Minutos depois, começou a ser torturada com um saco plástico na cabeça, que lhe tirava o ar até quase desmaiar – ela chegaria a urinar na roupa.

Enquanto a mulher era agredida, Magalhães chegava de caminhonete à casa de um vizinho. Depois de contar a ele o que estava acontecendo e pedir que o amigo acionasse a Polícia Militar, o empresário seguiu com sua caminhonete em busca de ajuda.

 

Quando encontrou um veículo da PM, porém, o resultado foi o pior possível. Magalhães foi morto com tiros de fuzis calibres 556 e 762. Os policiais que atiraram, do 14° Baep (Batalhão de Ações Especiais de Polícia) de Sorocaba disseram mais tarde, na delegacia, que Magalhães teria apontado na direção deles com uma pistola.

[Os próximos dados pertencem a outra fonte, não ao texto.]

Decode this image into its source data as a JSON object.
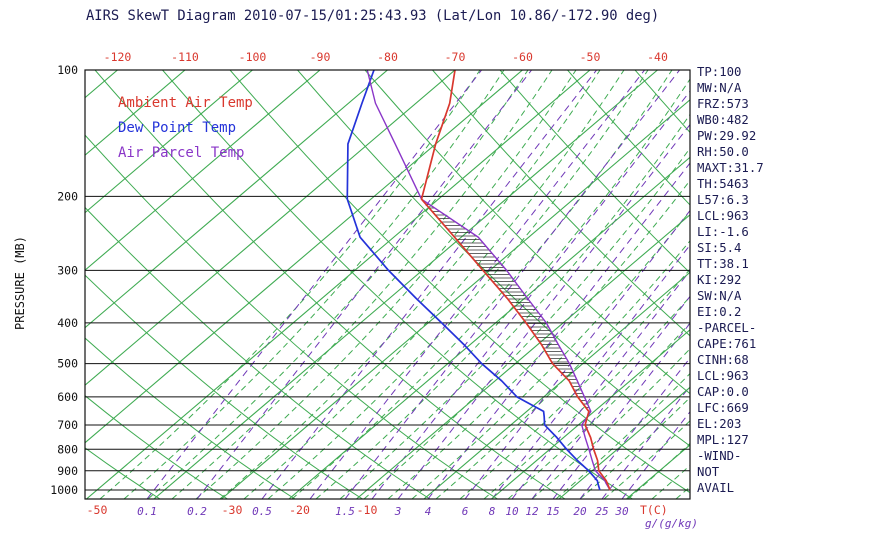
{
  "title": "AIRS SkewT Diagram 2010-07-15/01:25:43.93 (Lat/Lon 10.86/-172.90 deg)",
  "legend": [
    {
      "label": "Ambient Air Temp",
      "color": "#d9382e"
    },
    {
      "label": "Dew Point Temp",
      "color": "#2433d9"
    },
    {
      "label": "Air Parcel Temp",
      "color": "#8a36c8"
    }
  ],
  "axes": {
    "pressure_label": "PRESSURE (MB)",
    "pressure_ticks": [
      100,
      200,
      300,
      400,
      500,
      600,
      700,
      800,
      900,
      1000
    ],
    "top_temp_ticks": [
      -120,
      -110,
      -100,
      -90,
      -80,
      -70,
      -60,
      -50,
      -40
    ],
    "bottom_temp_ticks": [
      -50,
      -30,
      -20,
      -10
    ],
    "mixing_ratio_labels": [
      0.1,
      0.2,
      0.5,
      1.5,
      3,
      4,
      6,
      8,
      10,
      12,
      15,
      20,
      25,
      30
    ],
    "temp_unit": "T(C)",
    "mixing_unit": "g/(g/kg)"
  },
  "right_panel": {
    "lines": [
      "TP:100",
      "MW:N/A",
      "FRZ:573",
      "WB0:482",
      "PW:29.92",
      "RH:50.0",
      "MAXT:31.7",
      "TH:5463",
      "L57:6.3",
      "LCL:963",
      "LI:-1.6",
      "SI:5.4",
      "TT:38.1",
      "KI:292",
      "SW:N/A",
      "EI:0.2",
      "-PARCEL-",
      "CAPE:761",
      "CINH:68",
      "LCL:963",
      "CAP:0.0",
      "LFC:669",
      "EL:203",
      "MPL:127",
      "-WIND-",
      "NOT",
      "AVAIL"
    ]
  },
  "colors": {
    "red": "#d9382e",
    "blue": "#2433d9",
    "parcel_purple": "#8a36c8",
    "mixing_purple": "#7038b8",
    "grid_green": "#3fab52",
    "axis_black": "#111111",
    "panel_text": "#1b1b52",
    "title_text": "#1b1b52"
  },
  "chart_data": {
    "type": "line",
    "variant": "skew-t-log-p",
    "title": "AIRS SkewT Diagram 2010-07-15/01:25:43.93 (Lat/Lon 10.86/-172.90 deg)",
    "xlabel": "T(C)",
    "ylabel": "PRESSURE (MB)",
    "ylim_hpa": [
      100,
      1050
    ],
    "grid": true,
    "legend_position": "upper-left",
    "x_axis_note": "temperature skewed 45 degrees, isotherms every 10 C",
    "isotherms_c": {
      "min": -120,
      "max": 40,
      "step": 10
    },
    "pressure_lines_hpa": [
      100,
      200,
      300,
      400,
      500,
      600,
      700,
      800,
      900,
      1000
    ],
    "mixing_ratio_lines_gkg": [
      0.1,
      0.2,
      0.5,
      1,
      1.5,
      2,
      3,
      4,
      6,
      8,
      10,
      12,
      15,
      20,
      25,
      30
    ],
    "pressure_hpa": [
      1000,
      963,
      950,
      900,
      850,
      800,
      750,
      700,
      669,
      650,
      600,
      550,
      500,
      450,
      400,
      350,
      300,
      250,
      203,
      150,
      120,
      100
    ],
    "series": [
      {
        "name": "Ambient Air Temp",
        "color": "#d9382e",
        "temps_c": [
          26,
          24.4,
          23.8,
          21,
          19,
          16.5,
          14,
          11,
          9.9,
          9.2,
          5,
          1,
          -4.5,
          -9.5,
          -15.5,
          -22.5,
          -31,
          -41,
          -52.5,
          -60,
          -65,
          -70
        ]
      },
      {
        "name": "Dew Point Temp",
        "color": "#2433d9",
        "temps_c": [
          24.5,
          23,
          22.5,
          19.5,
          16,
          12.5,
          9,
          5,
          3.5,
          2.5,
          -4,
          -9,
          -15,
          -21,
          -28,
          -36,
          -45,
          -55,
          -63.5,
          -73,
          -78,
          -82
        ]
      },
      {
        "name": "Air Parcel Temp",
        "color": "#8a36c8",
        "temps_c": [
          26,
          24.2,
          23.6,
          20.5,
          18.2,
          15.8,
          13.2,
          10.5,
          9.9,
          9.5,
          6,
          2.2,
          -2,
          -7,
          -12.5,
          -19.5,
          -27.5,
          -37.5,
          -52.5,
          -66,
          -76,
          -83
        ]
      }
    ],
    "hatch_region": {
      "between": [
        "Ambient Air Temp",
        "Air Parcel Temp"
      ],
      "from_hpa": 669,
      "to_hpa": 203,
      "meaning": "CAPE area"
    }
  }
}
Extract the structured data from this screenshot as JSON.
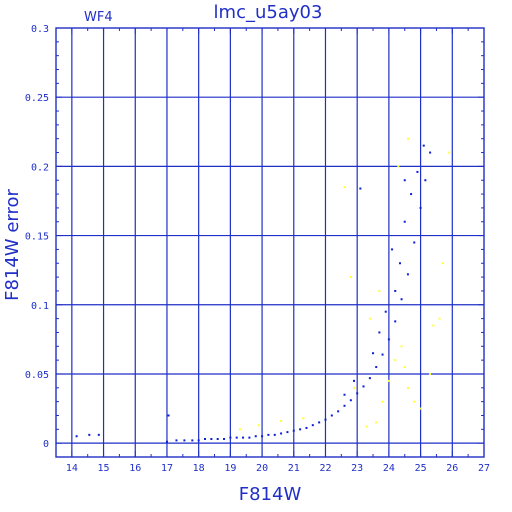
{
  "colors": {
    "axis": "#1f2fc7",
    "primary_points": "#0b1fd6",
    "secondary_points": "#ffff33"
  },
  "chart_data": {
    "type": "scatter",
    "title": "lmc_u5ay03",
    "subtitle": "WF4",
    "xlabel": "F814W",
    "ylabel": "F814W error",
    "xlim": [
      13.5,
      27
    ],
    "ylim": [
      -0.01,
      0.3
    ],
    "grid": true,
    "x_ticks": [
      14,
      15,
      16,
      17,
      18,
      19,
      20,
      21,
      22,
      23,
      24,
      25,
      26,
      27
    ],
    "y_ticks": [
      0,
      0.05,
      0.1,
      0.15,
      0.2,
      0.25,
      0.3
    ],
    "series": [
      {
        "color": "#0b1fd6",
        "points": [
          [
            14.15,
            0.005
          ],
          [
            14.55,
            0.006
          ],
          [
            14.85,
            0.006
          ],
          [
            17.05,
            0.02
          ],
          [
            17.0,
            0.001
          ],
          [
            17.3,
            0.002
          ],
          [
            17.55,
            0.002
          ],
          [
            17.8,
            0.002
          ],
          [
            18.0,
            0.002
          ],
          [
            18.2,
            0.003
          ],
          [
            18.4,
            0.003
          ],
          [
            18.6,
            0.003
          ],
          [
            18.8,
            0.003
          ],
          [
            19.0,
            0.004
          ],
          [
            19.2,
            0.004
          ],
          [
            19.4,
            0.004
          ],
          [
            19.6,
            0.004
          ],
          [
            19.8,
            0.005
          ],
          [
            20.0,
            0.005
          ],
          [
            20.2,
            0.006
          ],
          [
            20.4,
            0.006
          ],
          [
            20.6,
            0.007
          ],
          [
            20.8,
            0.008
          ],
          [
            21.0,
            0.009
          ],
          [
            21.2,
            0.01
          ],
          [
            21.4,
            0.011
          ],
          [
            21.6,
            0.013
          ],
          [
            21.8,
            0.015
          ],
          [
            22.0,
            0.017
          ],
          [
            22.2,
            0.02
          ],
          [
            22.4,
            0.023
          ],
          [
            22.6,
            0.027
          ],
          [
            22.8,
            0.031
          ],
          [
            23.0,
            0.036
          ],
          [
            23.2,
            0.041
          ],
          [
            23.4,
            0.047
          ],
          [
            23.6,
            0.055
          ],
          [
            23.8,
            0.064
          ],
          [
            24.0,
            0.075
          ],
          [
            24.2,
            0.088
          ],
          [
            24.4,
            0.104
          ],
          [
            24.6,
            0.122
          ],
          [
            24.8,
            0.145
          ],
          [
            25.0,
            0.17
          ],
          [
            25.15,
            0.19
          ],
          [
            25.3,
            0.21
          ],
          [
            23.1,
            0.184
          ],
          [
            24.9,
            0.196
          ],
          [
            24.7,
            0.18
          ],
          [
            24.5,
            0.16
          ],
          [
            24.35,
            0.13
          ],
          [
            24.2,
            0.11
          ],
          [
            23.9,
            0.095
          ],
          [
            23.7,
            0.08
          ],
          [
            23.5,
            0.065
          ],
          [
            22.9,
            0.045
          ],
          [
            22.6,
            0.035
          ],
          [
            24.1,
            0.14
          ],
          [
            24.5,
            0.19
          ],
          [
            25.1,
            0.215
          ]
        ]
      },
      {
        "color": "#ffff33",
        "points": [
          [
            19.3,
            0.01
          ],
          [
            19.9,
            0.013
          ],
          [
            20.6,
            0.016
          ],
          [
            21.3,
            0.018
          ],
          [
            22.6,
            0.185
          ],
          [
            22.8,
            0.12
          ],
          [
            22.9,
            0.04
          ],
          [
            23.3,
            0.012
          ],
          [
            23.6,
            0.015
          ],
          [
            23.8,
            0.03
          ],
          [
            24.0,
            0.045
          ],
          [
            24.2,
            0.06
          ],
          [
            24.4,
            0.07
          ],
          [
            24.6,
            0.04
          ],
          [
            24.8,
            0.03
          ],
          [
            25.0,
            0.025
          ],
          [
            25.3,
            0.05
          ],
          [
            25.6,
            0.09
          ],
          [
            25.7,
            0.13
          ],
          [
            25.9,
            0.21
          ],
          [
            24.3,
            0.2
          ],
          [
            24.6,
            0.22
          ],
          [
            23.4,
            0.09
          ],
          [
            23.7,
            0.11
          ],
          [
            25.4,
            0.085
          ],
          [
            24.5,
            0.055
          ]
        ]
      }
    ]
  }
}
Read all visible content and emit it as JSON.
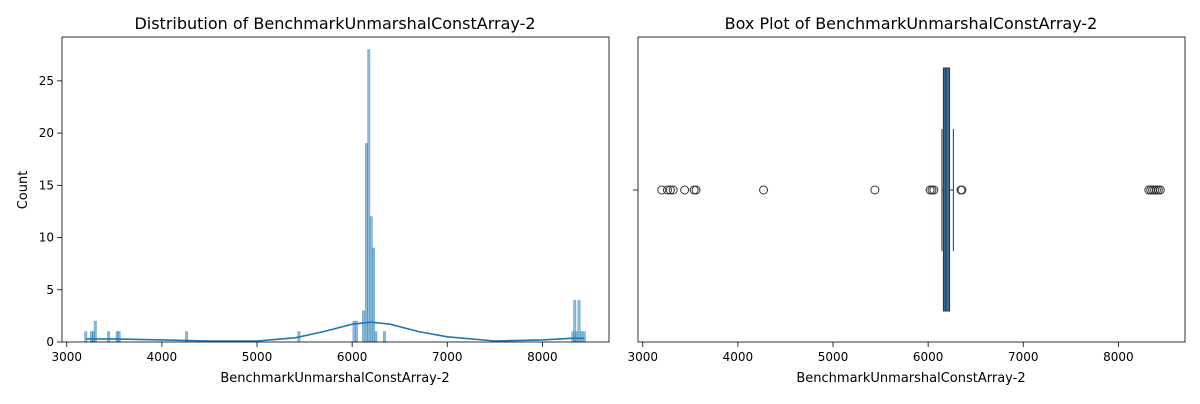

Somente no meio da sessão de tortura é que os invasores disseram a Sandra que eram policiais militares e estavam à paisana porque eram do serviço de inteligência do 14° Baep.

Só um não era PM: o jovem Artur Donizetti Devechi Júnior, 24 anos, que fornecia à polícia informações sobre pontos de venda de drogas na região em troca de parte do entorpecente – os policiais costumam se referir a esses informantes como “gansos”. Não havia drogas na chácara.

 

Devechi Júnior havia sido apresentado ao tenente do 14º Baep Adinan da Rocha Lima, um dos que estavam na chácara, pelo cabo Jackson Moisés Bastos de Jesus, do 1° Baep, de Campinas, para quem o rapaz também trabalhava como “ganso”. Lima acabaria condenado pela Justiça Militar a um ano de prisão por invasão de domicílio (a defesa dele disse que vai recorrer, e somente irá se manifestar dentro da ação penal); cinco PMs, subordinados ao tenente, receberam penas de cinco anos de prisão cada um pelo crime de tortura.

 

Outros quatro policiais militares respondem a ação penal na 2ª Vara Criminal de Mairinque por homicídio. 

Devechi Júnior, o informante, não foi denunciado pelo Ministério Público.

Quando os policiais da Corregedoria da PM de São Paulo começaram a investigar as relações de Devechi Júnior na Polícia Militar, descobriram um enredo macabro de extorsões e assassinatos nos quais policiais militares de Campinas são os principais acusados. Era o início da Operação Grey Goose, ou Ganso Cinza, em referência à cor da farda da PM paulista.

 

Ainda no primeiro semestre deste ano, Devechi Júnior assinou um acordo de delação com a corregedoria.

Em um de seus depoimentos, disse que era comum abordar narcotraficantes da região de Campinas dizendo-se interessado em comprar droga, e que quando o produto era entregue a ele os policiais davam o flagrante – em troca, Devechi Júnior recebia entre 500 e 1.000 reais. Como os PMs não recebem nenhuma gratificação extra por ocorrência de tráfico apresentada na delegacia, a suspeita dos corregedores é de que o grupo revendia ao menos parte da droga a outros traficantes – em Campinas, apenas os policiais do 1º Baep possuem câmeras nas fardas, instaladas em junho último.